Bonjour à ceux qui lisent encore sur ce site ! Ça fait pas mal de temps que je n'ai pas écrit, la faute aux études et au boulot, mais j'ai encore des idées et projets plein la tête. Voici une petite fiction dont le sujet me tient à cœur, j'espère que vous aimerez. Je vous conseille d'écouter les paroles de l'album The Hope Six Demolition Project de PJ Harvey, une superbe création dont je me suis inspiré, et qui colle assez bien au sujet.
N'hésitez pas à laisser un petit commentaire, ça fait toujours plaisir, et ça m'incite à m'améliorer. Bonne lecture ! :)
Quinn n'avait rien à perdre. Elle le savait depuis toujours. Elle était cultivée, plutôt athlétique grâce à des années de gymnastique, et avide d'aventures. Elle avait parcouru une partie de la France et du monde, seule ou avec sa sœur, et ne désirait pas s'arrêter là.
Elle n'avait rien à perdre, parce qu'elle était libre, libre de ses choix et libérée de toute contrainte. Elle n'avait pas fondé de famille, n'avait pas même un mari ou un amant ; pas d'enfants desquels s'occuper, pas de tante ou de cousine malade sur laquelle il fallait veiller. Elle avait un foyer, une petite chambre qu'elle louait dans un immeuble depuis quelques mois, mais rien ne la retenait un tant soit peu. Elle pouvait partir quand elle le souhaitait, remplir sa valise en quinze minutes et partir pour l'autre bout du globe si l'envie la prenait, si l'opportunité se présentait à elle.

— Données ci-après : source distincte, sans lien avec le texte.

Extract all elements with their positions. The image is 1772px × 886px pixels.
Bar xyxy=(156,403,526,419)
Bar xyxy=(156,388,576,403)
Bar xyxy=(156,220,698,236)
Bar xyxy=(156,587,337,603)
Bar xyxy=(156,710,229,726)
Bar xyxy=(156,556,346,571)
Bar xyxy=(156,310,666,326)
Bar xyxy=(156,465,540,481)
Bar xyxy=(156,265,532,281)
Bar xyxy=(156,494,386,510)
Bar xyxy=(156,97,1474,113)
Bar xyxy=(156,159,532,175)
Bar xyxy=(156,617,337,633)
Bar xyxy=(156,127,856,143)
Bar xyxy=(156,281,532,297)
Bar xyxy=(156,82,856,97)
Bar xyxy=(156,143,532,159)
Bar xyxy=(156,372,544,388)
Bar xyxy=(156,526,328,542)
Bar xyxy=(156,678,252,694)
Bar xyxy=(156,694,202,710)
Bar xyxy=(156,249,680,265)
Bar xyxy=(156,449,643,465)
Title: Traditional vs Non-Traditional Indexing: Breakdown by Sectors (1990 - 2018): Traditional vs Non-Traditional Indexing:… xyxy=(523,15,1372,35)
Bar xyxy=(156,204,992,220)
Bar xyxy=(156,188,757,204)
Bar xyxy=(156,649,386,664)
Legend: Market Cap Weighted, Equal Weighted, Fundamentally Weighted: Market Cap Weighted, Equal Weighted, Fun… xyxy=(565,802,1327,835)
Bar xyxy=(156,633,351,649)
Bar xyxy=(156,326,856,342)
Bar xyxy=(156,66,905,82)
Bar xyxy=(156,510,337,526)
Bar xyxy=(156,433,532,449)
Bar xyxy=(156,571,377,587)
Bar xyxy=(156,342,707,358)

L'opportunité se présenta bien à elle, un jour d'été, mais dans des circonstances qu'elle n'aurait jamais pu imaginer.
Ce fut ce qui la poussa, ce soir du 6 juillet, à se rendre dans l'un des quartiers les plus éloignés du centre ville, dans une petite rue informe et humide qui sentait le tabac, non loin du boulevard de Ménilmontant.
L'une de ses amies lui avait donné l'adresse, en toute discrétion, un soir qu'elle voulait lui faire partager l'un de ses secrets.
« Tu vas voir, c'est un endroit très respectable » lui avait-elle dit.
Elle en doutait, en lisant le nom de la rue inscrit en minuscule dans le coin d'un mouchoir en tissu. Lorsqu'elle s'y rendit, cependant, son avis changea immédiatement.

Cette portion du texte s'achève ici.